The adoption law was drafted in response to another law signed by President Obama earlier this month that was meant to be a rebuke against Moscow for repeated human rights violations. The "Sergei Magnitsky Rule of Law Accountability Act" places travel and economic restrictions on Russian citizens accused of violating human rights. Magnitsky was a Russian lawyer who was arrested in 2008 after uncovering a massive tax fraud scheme involving police and other government officials. He later died in prison under mysterious circumstances, prompting human rights activists to push for more investigations and for more pressure to be placed on the Kremlin for their abuse record. (The Russian government even tried to prosecute Magnitsky two years after he died.)

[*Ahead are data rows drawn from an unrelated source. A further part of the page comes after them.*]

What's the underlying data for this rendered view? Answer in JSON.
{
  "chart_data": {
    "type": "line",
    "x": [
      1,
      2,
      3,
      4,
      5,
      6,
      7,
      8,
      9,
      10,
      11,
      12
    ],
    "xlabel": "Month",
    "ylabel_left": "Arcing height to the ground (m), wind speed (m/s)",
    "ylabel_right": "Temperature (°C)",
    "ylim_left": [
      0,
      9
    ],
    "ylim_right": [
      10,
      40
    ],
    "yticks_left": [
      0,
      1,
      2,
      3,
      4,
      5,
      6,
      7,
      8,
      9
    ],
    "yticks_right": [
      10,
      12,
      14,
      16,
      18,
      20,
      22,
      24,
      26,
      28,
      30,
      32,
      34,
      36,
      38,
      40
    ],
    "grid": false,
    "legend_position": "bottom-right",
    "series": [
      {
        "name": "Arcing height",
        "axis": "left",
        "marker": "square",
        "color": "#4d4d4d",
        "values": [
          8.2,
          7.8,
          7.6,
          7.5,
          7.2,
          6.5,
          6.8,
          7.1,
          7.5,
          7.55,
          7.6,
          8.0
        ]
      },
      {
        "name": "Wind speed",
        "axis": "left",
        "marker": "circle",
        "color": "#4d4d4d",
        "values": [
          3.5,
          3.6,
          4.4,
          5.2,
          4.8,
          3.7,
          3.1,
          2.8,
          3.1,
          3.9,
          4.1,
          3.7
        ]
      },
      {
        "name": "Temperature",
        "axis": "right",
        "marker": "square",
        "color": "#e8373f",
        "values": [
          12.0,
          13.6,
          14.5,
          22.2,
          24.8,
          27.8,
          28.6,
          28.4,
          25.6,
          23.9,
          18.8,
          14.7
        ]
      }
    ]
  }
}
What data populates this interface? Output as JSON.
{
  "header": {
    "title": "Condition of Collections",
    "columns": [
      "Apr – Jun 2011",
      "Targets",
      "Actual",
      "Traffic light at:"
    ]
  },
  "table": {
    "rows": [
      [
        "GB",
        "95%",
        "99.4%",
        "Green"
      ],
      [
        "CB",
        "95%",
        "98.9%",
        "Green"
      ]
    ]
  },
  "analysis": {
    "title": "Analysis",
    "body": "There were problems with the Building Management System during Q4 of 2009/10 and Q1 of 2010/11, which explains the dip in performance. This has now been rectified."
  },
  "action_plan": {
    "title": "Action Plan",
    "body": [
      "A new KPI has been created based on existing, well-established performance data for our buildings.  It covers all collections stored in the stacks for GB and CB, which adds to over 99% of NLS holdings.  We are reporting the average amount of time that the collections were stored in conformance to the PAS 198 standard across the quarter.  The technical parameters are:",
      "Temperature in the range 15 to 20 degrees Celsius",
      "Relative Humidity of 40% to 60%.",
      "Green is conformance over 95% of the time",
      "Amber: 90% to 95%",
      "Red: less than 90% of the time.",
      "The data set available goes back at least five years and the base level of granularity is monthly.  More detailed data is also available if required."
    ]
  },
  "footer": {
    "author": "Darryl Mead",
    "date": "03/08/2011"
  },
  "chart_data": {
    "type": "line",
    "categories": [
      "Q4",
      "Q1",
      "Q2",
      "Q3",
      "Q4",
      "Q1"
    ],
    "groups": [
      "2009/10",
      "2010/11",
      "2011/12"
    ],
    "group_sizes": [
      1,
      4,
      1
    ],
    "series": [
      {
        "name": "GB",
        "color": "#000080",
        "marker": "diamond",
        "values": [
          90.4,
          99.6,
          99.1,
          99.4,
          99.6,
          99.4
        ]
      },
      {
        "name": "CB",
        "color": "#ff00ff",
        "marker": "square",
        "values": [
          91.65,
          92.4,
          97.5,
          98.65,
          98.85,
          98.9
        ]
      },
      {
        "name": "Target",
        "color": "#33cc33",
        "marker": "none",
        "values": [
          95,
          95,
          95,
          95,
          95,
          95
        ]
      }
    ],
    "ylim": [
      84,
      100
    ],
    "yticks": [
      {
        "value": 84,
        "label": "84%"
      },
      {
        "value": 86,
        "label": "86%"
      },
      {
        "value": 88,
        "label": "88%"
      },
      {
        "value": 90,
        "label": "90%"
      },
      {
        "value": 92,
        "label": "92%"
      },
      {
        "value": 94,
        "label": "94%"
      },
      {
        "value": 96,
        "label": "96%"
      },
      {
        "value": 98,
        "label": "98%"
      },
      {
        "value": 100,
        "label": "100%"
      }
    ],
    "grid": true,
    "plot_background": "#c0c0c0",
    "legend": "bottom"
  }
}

As retaliation, the Russian law is named after Dima Yakovelv, an orphan who was adopted by an American family but later died after his father left in an overheated car. Nearly 1,000 Russian children are adopted by American families each year, though there have several controversial incidents that have aggravated tensions between the two countries. In 2010, an American mother sent her adopted child back to Russia because of his behavioral problems.
Despite the issues with international adoptions, many Russians are upset about the law, saying that there are too many unwanted children in Russia would be denied a chance a better life if the law takes effect. One expert says there are more than 40 adoptions currently being processed that would have to be canceled if the law is signed.